Елена Дмитриевна поперхнулась и сказала:
— Но полковник, твой покойный папа…
— Если ты, — перебила ее Таисия и встала на колени на своей постели, худая, несчастная, красноносая, — если ты мне хоть раз скажешь про покойного папу, то — смотри! То смотри!
И по виду спокойно Таисия легла на правый бок, а мать заплакала и плакала часа полтора, пока Таисии не надоело слушать и она не уснула. И с того дня для Елены Дмитриевны стало две Таисии: одна, которая при посторонних, почтительно сдержанная, воспитанная в институте, образцовая дочь; другая, которая вдвоем — молчаливый ужас, проклятие, призрак чего-то мертвого. А пола все-таки мести не сумела, а скатерти постлать не смогла, а пасьянс потихоньку раскладывала — бесполезная старуха, истинная дармоедка.
Но вид у нее был величественный, покорявший сердца. Была она высока, крупна, дородна, имела двойной подбородок и правильные черты лица, ходила не торопясь, как царица на сцене, и сановитостью своею очень напоминала Екатерину Великую, императрицу. На это сходство не раз указывал покойный полковник и сам глубоко и мистически верил в него, считал за честь для дома; но стоило всякому поближе взглянуть в добрые, голубые и слишком ясные ее глаза, чтобы сразу и наверное сказать: нет, — это не Екатерина Великая.
И как бы внутренне ни страдала она, величественный вид оставался нетронутым, и в присутствии бесполезной старухи, при посторонних, совсем пропадала маленькая и щупленькая Таисия, выродок.
II
Здесь на первый план выдвигается Михаил Михайлович Веревкин, молодой человек из Государственного банка. Одевался он безукоризненно, был невысок ростом, но держался с достоинством, и примечательного в его внешности были только огромные плоские щеки, поверхность которых до странности не соответствовала размерам глаз, носа, усиков и острого подбородка.
Веревкин искренно любил Таисию, но началом его любви была Елена Дмитриевна, маман, как называл он старуху: ее величественность покорила его сердце и наполнила восхищением вплоть до любви и к Таисии.
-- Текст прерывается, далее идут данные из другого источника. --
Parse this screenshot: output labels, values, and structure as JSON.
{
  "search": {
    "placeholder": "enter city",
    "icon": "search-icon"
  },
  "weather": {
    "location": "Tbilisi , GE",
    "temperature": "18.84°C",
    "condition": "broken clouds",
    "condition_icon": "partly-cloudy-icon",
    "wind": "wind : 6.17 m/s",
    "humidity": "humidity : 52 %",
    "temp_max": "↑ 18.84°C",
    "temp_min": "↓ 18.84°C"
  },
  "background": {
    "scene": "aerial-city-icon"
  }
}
Он ее уважал, он ее боялся, он считал ее настоящей Екатериной Великой, как и полковник, он втайне молился ее бездействию, отнюдь не считая его дармоедством, ее бесконечному пасьянсу, в котором ничего не понимал, ее французской речи. Сам он собственными великими трудами изучил французский язык и целый год посещал курсы Берлица для прононса, и в банке он вел корреспонденцию на этом языке, но у Елены Дмитриевны французский был как бы прирожденным, легким и свободным, как щебетание. Что Таисия! — Таисию он сам поправлял. И когда он воображал, как после брака сидят они втроем в прекрасной комнате и все трое! — все трое! — говорят между собой — между собой! — по-французски, ему казалось это нестерпимым, нечеловеческим блаженством.
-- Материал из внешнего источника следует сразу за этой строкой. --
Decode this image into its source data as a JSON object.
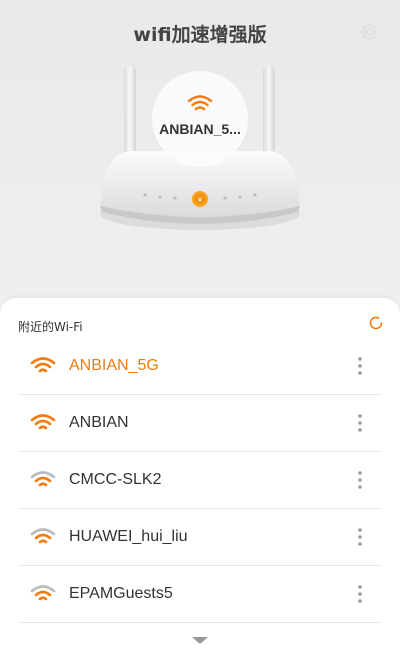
{
  "app": {
    "title": "wifi加速增强版"
  },
  "current": {
    "ssid": "ANBIAN_5..."
  },
  "nearby": {
    "header": "附近的Wi-Fi",
    "networks": [
      {
        "ssid": "ANBIAN_5G",
        "active": true,
        "signal": "strong"
      },
      {
        "ssid": "ANBIAN",
        "active": false,
        "signal": "strong"
      },
      {
        "ssid": "CMCC-SLK2",
        "active": false,
        "signal": "medium"
      },
      {
        "ssid": "HUAWEI_hui_liu",
        "active": false,
        "signal": "medium"
      },
      {
        "ssid": "EPAMGuests5",
        "active": false,
        "signal": "medium"
      }
    ]
  },
  "colors": {
    "accent": "#f07c10",
    "text": "#333333",
    "muted": "#bbbbbb"
  },
  "icons": {
    "settings": "gear-icon",
    "refresh": "refresh-icon",
    "wifi": "wifi-icon",
    "more": "more-vertical-icon",
    "expand": "chevron-down-icon"
  }
}
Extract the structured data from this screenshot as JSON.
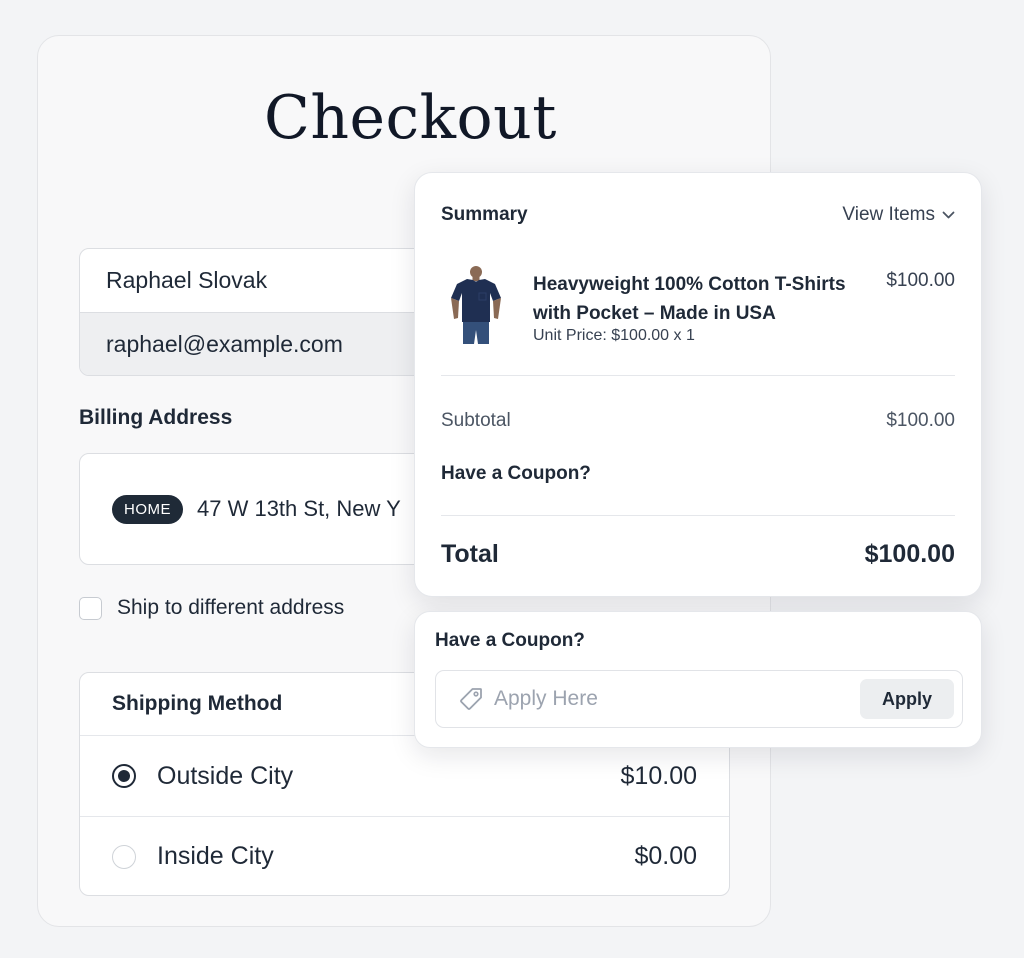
{
  "checkout": {
    "title": "Checkout",
    "contact": {
      "name": "Raphael Slovak",
      "email": "raphael@example.com"
    },
    "billing": {
      "label": "Billing Address",
      "badge": "HOME",
      "address": "47 W 13th St, New Y"
    },
    "ship_different": {
      "label": "Ship to different address",
      "checked": false
    },
    "shipping": {
      "label": "Shipping Method",
      "options": [
        {
          "label": "Outside City",
          "price": "$10.00",
          "selected": true
        },
        {
          "label": "Inside City",
          "price": "$0.00",
          "selected": false
        }
      ]
    }
  },
  "summary": {
    "title": "Summary",
    "view_items": "View Items",
    "item": {
      "name": "Heavyweight 100% Cotton T-Shirts with Pocket – Made in USA",
      "unit_price": "Unit Price: $100.00  x 1",
      "price": "$100.00",
      "image_icon": "navy-t-shirt-icon"
    },
    "subtotal_label": "Subtotal",
    "subtotal_value": "$100.00",
    "coupon_link": "Have a Coupon?",
    "total_label": "Total",
    "total_value": "$100.00"
  },
  "coupon": {
    "title": "Have a Coupon?",
    "placeholder": "Apply Here",
    "value": "",
    "apply_label": "Apply"
  },
  "colors": {
    "page_background": "#f3f4f6",
    "badge_background": "#1f2a37",
    "text_primary": "#1f2937",
    "placeholder": "#9ca3af"
  }
}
— Но, Таисия! — говорил он на свидании, когда они в десятый раз под ручку проходили темную улицу, — но, Таисия! сейчас наш брак невозможен. Подумайте, Таисия, как мы можем устроить маман? Мы люди маленькие, мы люди работающие, но маман привыкла к роскоши, для нее нужно помещение! Нельзя же ее как-нибудь… вы понимаете меня, Таисия?
— Но маман вовсе не так требовательна, Мишель, — пробовала возражать Таисия, — ее можно устроить в детской…
— В детской? — ужаснулся Михаил Михайлович, — что вы, Таисия! Как можно! Дети так безобразны, они будут кричать… как можно! Нам надо, нам необходимо подождать, что же поделаешь. Но вы мне разрешите зайти завтра к вам и засвидетельствовать мое почтение Елене Дмитриевне? Я не побеспокою ее?
— Ну, что вы! Она будет так рада, — с тоской возражала Таисия, в одиннадцатый раз поворачивая на темную улицу с одинокими фонарями.
Было противно, что он уже презирал будущих детей. Было противно, что он не чувствовал и не понимал всей прелести одухотворенного образа Таисии и непременно хотел Екатерину Великую, как и несчастный папа. Он и ростом был ниже Елены Дмитриевны, но даже этого не понимал, ничего не понимал!
И каждый раз после свидания Михаил Михайлович чувствовал себя так возвышенно, словно видел в прекрасном сне дворец и лакеев в красных с золотом ливреях, а Таисия плакала, хваталась за костлявую грудь и до полуночи сдавленно визжала над головой величественной маман, трясшейся от страха: она и в страхе была величественна. Эти часы неистовства Таисия называла про себя «уроками»; но однажды, после урока, затянувшегося особенно долго, с матерью случился легонький удар, она с гулом завалилась на пол и дня четыре пролежала в постели без языка. Михаил Михайлович был расстроен до слез и часами почтительно просиживал у изголовья больной, читая в ее закрытые глаза французский роман, пока Таисия готовила компрессы и по капелькам, тщательно отмеривала лекарство.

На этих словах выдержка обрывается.